Postal Service penalized by MPCA for air quality violations in Eagan
The U.S. Postal Service has reached an agreement with the Minnesota Pollution Control Agency after air quality violations were discovered three years ago at the Postal Service’s regional management support center in Eagan.
Under the agreement made Oct. 12, the Postal Service will pay $13,000 to the MPCA and has to take corrective actions, including submitting Emissions Inventory Reports and apply for proper air quality permits.
According to the MPCA, the Postal Service’s Eagan facility did not obtain proper air quality permits before it installed and operated a number of boilers and diesel-fueled generators at the site, which is located at 2825 Lone Oak Pkwy.
The violations resulted in a potential increase in emissions of several regulated air pollutants, including particulate matter, sulfur dioxide and nitrogen oxides. These pollutants can cause respiratory irritation in humans and would add to the overall air pollution in the area, according to the MPCA.
The MPCA discovered the violation in 2009, when the Postal Service applied for an air quality permit covering on-site generators and gas-fired boilers used to heat the facility.

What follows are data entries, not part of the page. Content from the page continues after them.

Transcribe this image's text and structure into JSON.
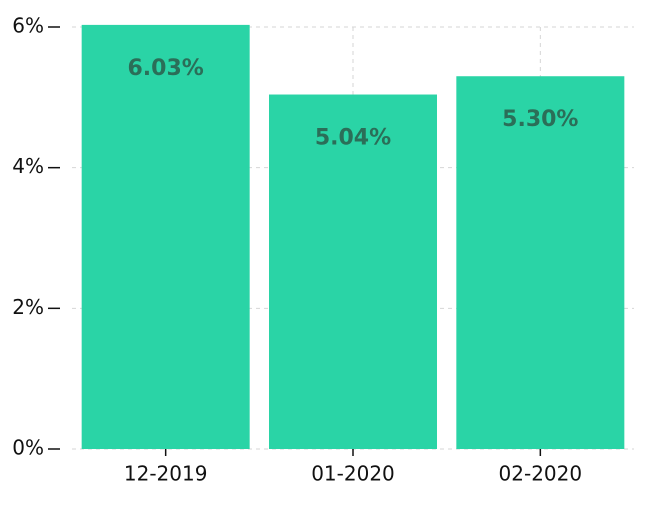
{
  "chart_data": {
    "type": "bar",
    "categories": [
      "12-2019",
      "01-2020",
      "02-2020"
    ],
    "values": [
      6.03,
      5.04,
      5.3
    ],
    "value_labels": [
      "6.03%",
      "5.04%",
      "5.30%"
    ],
    "color": "#2ad4a6",
    "ylim": [
      0,
      6
    ],
    "yticks": [
      {
        "value": 0,
        "label": "0%"
      },
      {
        "value": 2,
        "label": "2%"
      },
      {
        "value": 4,
        "label": "4%"
      },
      {
        "value": 6,
        "label": "6%"
      }
    ],
    "grid": true
  }
}
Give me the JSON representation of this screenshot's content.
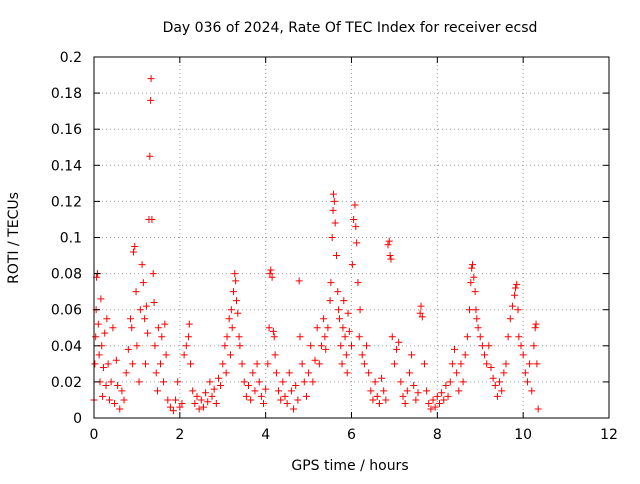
{
  "chart_data": {
    "type": "scatter",
    "title": "Day 036 of 2024, Rate Of TEC Index for receiver ecsd",
    "xlabel": "GPS time / hours",
    "ylabel": "ROTI / TECUs",
    "xlim": [
      0,
      12
    ],
    "ylim": [
      0,
      0.2
    ],
    "x_ticks": [
      "0",
      "2",
      "4",
      "6",
      "8",
      "10",
      "12"
    ],
    "y_ticks": [
      "0",
      "0.02",
      "0.04",
      "0.06",
      "0.08",
      "0.1",
      "0.12",
      "0.14",
      "0.16",
      "0.18",
      "0.2"
    ],
    "grid": true,
    "marker": "+",
    "color": "#ff0000",
    "legend": "none",
    "series": [
      {
        "values_note_free": true,
        "points": [
          [
            0.0,
            0.01
          ],
          [
            0.02,
            0.03
          ],
          [
            0.04,
            0.045
          ],
          [
            0.05,
            0.06
          ],
          [
            0.06,
            0.078
          ],
          [
            0.08,
            0.08
          ],
          [
            0.1,
            0.052
          ],
          [
            0.12,
            0.035
          ],
          [
            0.14,
            0.02
          ],
          [
            0.16,
            0.066
          ],
          [
            0.18,
            0.04
          ],
          [
            0.2,
            0.012
          ],
          [
            0.22,
            0.028
          ],
          [
            0.25,
            0.047
          ],
          [
            0.28,
            0.018
          ],
          [
            0.3,
            0.055
          ],
          [
            0.33,
            0.03
          ],
          [
            0.36,
            0.01
          ],
          [
            0.4,
            0.02
          ],
          [
            0.44,
            0.05
          ],
          [
            0.48,
            0.008
          ],
          [
            0.52,
            0.032
          ],
          [
            0.55,
            0.018
          ],
          [
            0.6,
            0.005
          ],
          [
            0.65,
            0.015
          ],
          [
            0.7,
            0.01
          ],
          [
            0.75,
            0.025
          ],
          [
            0.8,
            0.038
          ],
          [
            0.85,
            0.055
          ],
          [
            0.88,
            0.05
          ],
          [
            0.9,
            0.03
          ],
          [
            0.92,
            0.092
          ],
          [
            0.95,
            0.095
          ],
          [
            0.98,
            0.07
          ],
          [
            1.0,
            0.04
          ],
          [
            1.05,
            0.02
          ],
          [
            1.08,
            0.06
          ],
          [
            1.12,
            0.085
          ],
          [
            1.15,
            0.075
          ],
          [
            1.18,
            0.055
          ],
          [
            1.2,
            0.03
          ],
          [
            1.22,
            0.062
          ],
          [
            1.25,
            0.047
          ],
          [
            1.28,
            0.11
          ],
          [
            1.3,
            0.145
          ],
          [
            1.32,
            0.176
          ],
          [
            1.33,
            0.188
          ],
          [
            1.35,
            0.11
          ],
          [
            1.38,
            0.08
          ],
          [
            1.4,
            0.064
          ],
          [
            1.42,
            0.04
          ],
          [
            1.45,
            0.025
          ],
          [
            1.48,
            0.015
          ],
          [
            1.5,
            0.05
          ],
          [
            1.55,
            0.03
          ],
          [
            1.58,
            0.045
          ],
          [
            1.62,
            0.02
          ],
          [
            1.65,
            0.052
          ],
          [
            1.68,
            0.035
          ],
          [
            1.72,
            0.01
          ],
          [
            1.78,
            0.006
          ],
          [
            1.85,
            0.004
          ],
          [
            1.9,
            0.01
          ],
          [
            1.95,
            0.02
          ],
          [
            2.0,
            0.006
          ],
          [
            2.05,
            0.008
          ],
          [
            2.1,
            0.035
          ],
          [
            2.15,
            0.04
          ],
          [
            2.2,
            0.045
          ],
          [
            2.22,
            0.052
          ],
          [
            2.25,
            0.03
          ],
          [
            2.3,
            0.015
          ],
          [
            2.35,
            0.008
          ],
          [
            2.4,
            0.012
          ],
          [
            2.45,
            0.005
          ],
          [
            2.5,
            0.01
          ],
          [
            2.55,
            0.006
          ],
          [
            2.6,
            0.014
          ],
          [
            2.65,
            0.009
          ],
          [
            2.7,
            0.02
          ],
          [
            2.75,
            0.012
          ],
          [
            2.8,
            0.016
          ],
          [
            2.85,
            0.008
          ],
          [
            2.9,
            0.022
          ],
          [
            2.95,
            0.018
          ],
          [
            3.0,
            0.03
          ],
          [
            3.05,
            0.04
          ],
          [
            3.08,
            0.025
          ],
          [
            3.1,
            0.045
          ],
          [
            3.15,
            0.055
          ],
          [
            3.18,
            0.035
          ],
          [
            3.2,
            0.06
          ],
          [
            3.22,
            0.05
          ],
          [
            3.25,
            0.07
          ],
          [
            3.28,
            0.08
          ],
          [
            3.3,
            0.076
          ],
          [
            3.32,
            0.065
          ],
          [
            3.35,
            0.058
          ],
          [
            3.38,
            0.045
          ],
          [
            3.4,
            0.04
          ],
          [
            3.45,
            0.03
          ],
          [
            3.5,
            0.02
          ],
          [
            3.55,
            0.012
          ],
          [
            3.6,
            0.018
          ],
          [
            3.65,
            0.01
          ],
          [
            3.7,
            0.025
          ],
          [
            3.75,
            0.015
          ],
          [
            3.8,
            0.03
          ],
          [
            3.85,
            0.02
          ],
          [
            3.9,
            0.012
          ],
          [
            3.95,
            0.008
          ],
          [
            4.0,
            0.016
          ],
          [
            4.05,
            0.03
          ],
          [
            4.08,
            0.05
          ],
          [
            4.1,
            0.08
          ],
          [
            4.12,
            0.082
          ],
          [
            4.15,
            0.078
          ],
          [
            4.18,
            0.048
          ],
          [
            4.2,
            0.045
          ],
          [
            4.22,
            0.035
          ],
          [
            4.25,
            0.025
          ],
          [
            4.3,
            0.015
          ],
          [
            4.35,
            0.01
          ],
          [
            4.4,
            0.02
          ],
          [
            4.45,
            0.012
          ],
          [
            4.5,
            0.008
          ],
          [
            4.55,
            0.025
          ],
          [
            4.6,
            0.015
          ],
          [
            4.65,
            0.005
          ],
          [
            4.7,
            0.018
          ],
          [
            4.75,
            0.01
          ],
          [
            4.78,
            0.076
          ],
          [
            4.8,
            0.045
          ],
          [
            4.85,
            0.03
          ],
          [
            4.9,
            0.02
          ],
          [
            4.95,
            0.012
          ],
          [
            5.0,
            0.025
          ],
          [
            5.05,
            0.04
          ],
          [
            5.1,
            0.02
          ],
          [
            5.15,
            0.032
          ],
          [
            5.2,
            0.05
          ],
          [
            5.25,
            0.03
          ],
          [
            5.3,
            0.04
          ],
          [
            5.35,
            0.055
          ],
          [
            5.38,
            0.045
          ],
          [
            5.4,
            0.038
          ],
          [
            5.45,
            0.05
          ],
          [
            5.5,
            0.065
          ],
          [
            5.52,
            0.075
          ],
          [
            5.55,
            0.1
          ],
          [
            5.57,
            0.115
          ],
          [
            5.58,
            0.124
          ],
          [
            5.6,
            0.12
          ],
          [
            5.62,
            0.108
          ],
          [
            5.65,
            0.09
          ],
          [
            5.68,
            0.07
          ],
          [
            5.7,
            0.06
          ],
          [
            5.72,
            0.055
          ],
          [
            5.75,
            0.04
          ],
          [
            5.78,
            0.03
          ],
          [
            5.8,
            0.05
          ],
          [
            5.82,
            0.065
          ],
          [
            5.85,
            0.045
          ],
          [
            5.88,
            0.035
          ],
          [
            5.9,
            0.025
          ],
          [
            5.92,
            0.058
          ],
          [
            5.95,
            0.048
          ],
          [
            6.0,
            0.04
          ],
          [
            6.02,
            0.085
          ],
          [
            6.05,
            0.11
          ],
          [
            6.08,
            0.118
          ],
          [
            6.1,
            0.106
          ],
          [
            6.12,
            0.097
          ],
          [
            6.15,
            0.075
          ],
          [
            6.18,
            0.045
          ],
          [
            6.2,
            0.06
          ],
          [
            6.25,
            0.035
          ],
          [
            6.3,
            0.03
          ],
          [
            6.35,
            0.04
          ],
          [
            6.4,
            0.025
          ],
          [
            6.45,
            0.015
          ],
          [
            6.5,
            0.01
          ],
          [
            6.55,
            0.02
          ],
          [
            6.6,
            0.012
          ],
          [
            6.65,
            0.008
          ],
          [
            6.7,
            0.022
          ],
          [
            6.75,
            0.015
          ],
          [
            6.8,
            0.01
          ],
          [
            6.85,
            0.096
          ],
          [
            6.88,
            0.098
          ],
          [
            6.9,
            0.09
          ],
          [
            6.92,
            0.088
          ],
          [
            6.95,
            0.045
          ],
          [
            7.0,
            0.03
          ],
          [
            7.05,
            0.038
          ],
          [
            7.1,
            0.042
          ],
          [
            7.15,
            0.02
          ],
          [
            7.2,
            0.012
          ],
          [
            7.25,
            0.008
          ],
          [
            7.3,
            0.015
          ],
          [
            7.35,
            0.025
          ],
          [
            7.4,
            0.035
          ],
          [
            7.45,
            0.018
          ],
          [
            7.5,
            0.01
          ],
          [
            7.55,
            0.014
          ],
          [
            7.6,
            0.058
          ],
          [
            7.62,
            0.062
          ],
          [
            7.65,
            0.056
          ],
          [
            7.7,
            0.03
          ],
          [
            7.75,
            0.015
          ],
          [
            7.8,
            0.008
          ],
          [
            7.85,
            0.005
          ],
          [
            7.9,
            0.01
          ],
          [
            7.95,
            0.006
          ],
          [
            8.0,
            0.012
          ],
          [
            8.05,
            0.008
          ],
          [
            8.1,
            0.014
          ],
          [
            8.15,
            0.01
          ],
          [
            8.2,
            0.018
          ],
          [
            8.25,
            0.012
          ],
          [
            8.3,
            0.02
          ],
          [
            8.35,
            0.03
          ],
          [
            8.4,
            0.038
          ],
          [
            8.45,
            0.025
          ],
          [
            8.5,
            0.015
          ],
          [
            8.55,
            0.03
          ],
          [
            8.6,
            0.02
          ],
          [
            8.65,
            0.035
          ],
          [
            8.7,
            0.045
          ],
          [
            8.75,
            0.06
          ],
          [
            8.78,
            0.075
          ],
          [
            8.8,
            0.083
          ],
          [
            8.82,
            0.085
          ],
          [
            8.85,
            0.078
          ],
          [
            8.88,
            0.07
          ],
          [
            8.9,
            0.06
          ],
          [
            8.92,
            0.055
          ],
          [
            8.95,
            0.05
          ],
          [
            9.0,
            0.045
          ],
          [
            9.05,
            0.04
          ],
          [
            9.1,
            0.035
          ],
          [
            9.15,
            0.03
          ],
          [
            9.2,
            0.04
          ],
          [
            9.25,
            0.028
          ],
          [
            9.3,
            0.022
          ],
          [
            9.35,
            0.018
          ],
          [
            9.4,
            0.012
          ],
          [
            9.45,
            0.02
          ],
          [
            9.5,
            0.015
          ],
          [
            9.55,
            0.025
          ],
          [
            9.6,
            0.03
          ],
          [
            9.65,
            0.045
          ],
          [
            9.7,
            0.055
          ],
          [
            9.75,
            0.062
          ],
          [
            9.8,
            0.068
          ],
          [
            9.82,
            0.072
          ],
          [
            9.85,
            0.074
          ],
          [
            9.88,
            0.06
          ],
          [
            9.9,
            0.045
          ],
          [
            9.95,
            0.04
          ],
          [
            10.0,
            0.035
          ],
          [
            10.05,
            0.025
          ],
          [
            10.1,
            0.02
          ],
          [
            10.15,
            0.03
          ],
          [
            10.2,
            0.015
          ],
          [
            10.25,
            0.04
          ],
          [
            10.28,
            0.05
          ],
          [
            10.3,
            0.052
          ],
          [
            10.32,
            0.03
          ],
          [
            10.35,
            0.005
          ]
        ]
      }
    ]
  }
}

The application stated the permit would be the facility’s first air quality permit. The MPCA asked for more information and found that 14 gas-fired boilers and seven diesel-fueled generators had been installed at the facility between 1998 and 2004.
Instead of using the generators only for traditional backup electrical generation, the facility entered into a service agreement with Northern States Power Co. (now Xcel Energy) to use them for “peak shaving,” in which on-site generators are used to offset electrical demands at times of peak usage.
As a result, the generators could potentially operate more frequently and, therefore, have potential emissions that require a permit.
The facility used the five original generators for peak shaving from 1998 to 2003, and all seven generators were used for peak shaving from 2004 to 2009, according to the MPCA. The facility didn’t renew its agreement with Xcel and is no longer using its generators for peak shaving, but rather as standby generators for traditional emergency use.
The MPCA’s investigation found that required Emission Inventory Reports had not been submitted from 1998 to 2007.
Representatives from the U.S. Postal Service declined to comment.
Editor’s Note: An original version of this post featured a photo depicting the incorrect Postal Service facility. Sun Thisweek regrets the error.